OUI – Subsequent Offense
Police charged a man with Operating Under the Influence (subsequent offense). He was stopped while driving his friend’s vehicle. The friend was seated in the passenger seat. Police stopped the car due to a civil infraction, and specifically, a window tint violation. At the time of the stop, the police approached the vehicle and detected a strong odor of alcoholic beverage emanating from inside. The passenger was clearly intoxicated, slumped in his seat and fell asleep on scene. The motorist explained that he was lost and attempting to take his friend home.
Police detected a moderate odor of alcoholic beverage coming from the man’s breath. Police also observed the man to have bloodshot eyes and slurred speech. When asked if had consumed any alcohol, the man admitted to having consumed a 40 oz. bottle of beer earlier in the evening. The officer then asked the man to submit to a series of field sobriety tests and a chemical breath test. The man declined to take any tests. As a result, he was placed under arrest and charged with OUI. This was not his first offense.
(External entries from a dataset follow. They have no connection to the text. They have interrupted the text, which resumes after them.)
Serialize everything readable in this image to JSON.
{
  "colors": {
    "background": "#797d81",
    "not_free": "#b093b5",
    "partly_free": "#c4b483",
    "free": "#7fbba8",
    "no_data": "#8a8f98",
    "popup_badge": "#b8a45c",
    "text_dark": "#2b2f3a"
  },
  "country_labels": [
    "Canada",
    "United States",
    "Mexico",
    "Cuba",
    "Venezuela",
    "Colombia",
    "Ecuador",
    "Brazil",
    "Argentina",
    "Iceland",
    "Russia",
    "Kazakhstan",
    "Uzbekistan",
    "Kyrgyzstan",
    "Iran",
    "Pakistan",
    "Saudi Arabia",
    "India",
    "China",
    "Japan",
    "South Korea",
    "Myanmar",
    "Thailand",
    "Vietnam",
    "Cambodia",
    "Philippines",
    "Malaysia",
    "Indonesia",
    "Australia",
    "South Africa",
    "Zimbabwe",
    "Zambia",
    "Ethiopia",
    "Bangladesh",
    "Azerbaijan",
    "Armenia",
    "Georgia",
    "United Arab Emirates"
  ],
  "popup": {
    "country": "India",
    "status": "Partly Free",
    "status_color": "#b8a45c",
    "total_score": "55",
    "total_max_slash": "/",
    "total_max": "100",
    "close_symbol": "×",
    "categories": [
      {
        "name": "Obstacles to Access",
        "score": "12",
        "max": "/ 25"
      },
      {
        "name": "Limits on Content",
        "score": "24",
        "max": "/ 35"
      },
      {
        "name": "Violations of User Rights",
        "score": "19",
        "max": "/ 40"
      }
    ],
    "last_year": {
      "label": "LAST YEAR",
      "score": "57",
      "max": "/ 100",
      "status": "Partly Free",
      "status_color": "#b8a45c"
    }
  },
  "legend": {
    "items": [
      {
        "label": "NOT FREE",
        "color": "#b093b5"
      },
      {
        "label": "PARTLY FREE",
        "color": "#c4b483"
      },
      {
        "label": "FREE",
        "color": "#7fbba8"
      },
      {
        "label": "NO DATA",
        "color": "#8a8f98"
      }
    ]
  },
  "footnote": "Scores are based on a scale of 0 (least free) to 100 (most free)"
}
The man retained Attorney Calcagni to represent him in this matter. After a series of unsuccessful pretrial negotiations, the man elected his right to a jury trial. At trial, the Defense called no witnesses. The prosecution called the two police officers that participated in the motor vehicle stop and subsequent arrest. Attorney Calcagni told the jurors from the outset that his client was a designed driver who was lost, tired and determined to drive his friend home one late night, but was thwarted by two police officers who jumped to conclusions by mistakenly determined that the man was operating under the influence of alcohol. Attorney Calcagni’s cross-examinations of both officers fully supported this theory of defense. After only minutes of deliberations, the jury delivered its verdict of not guilty.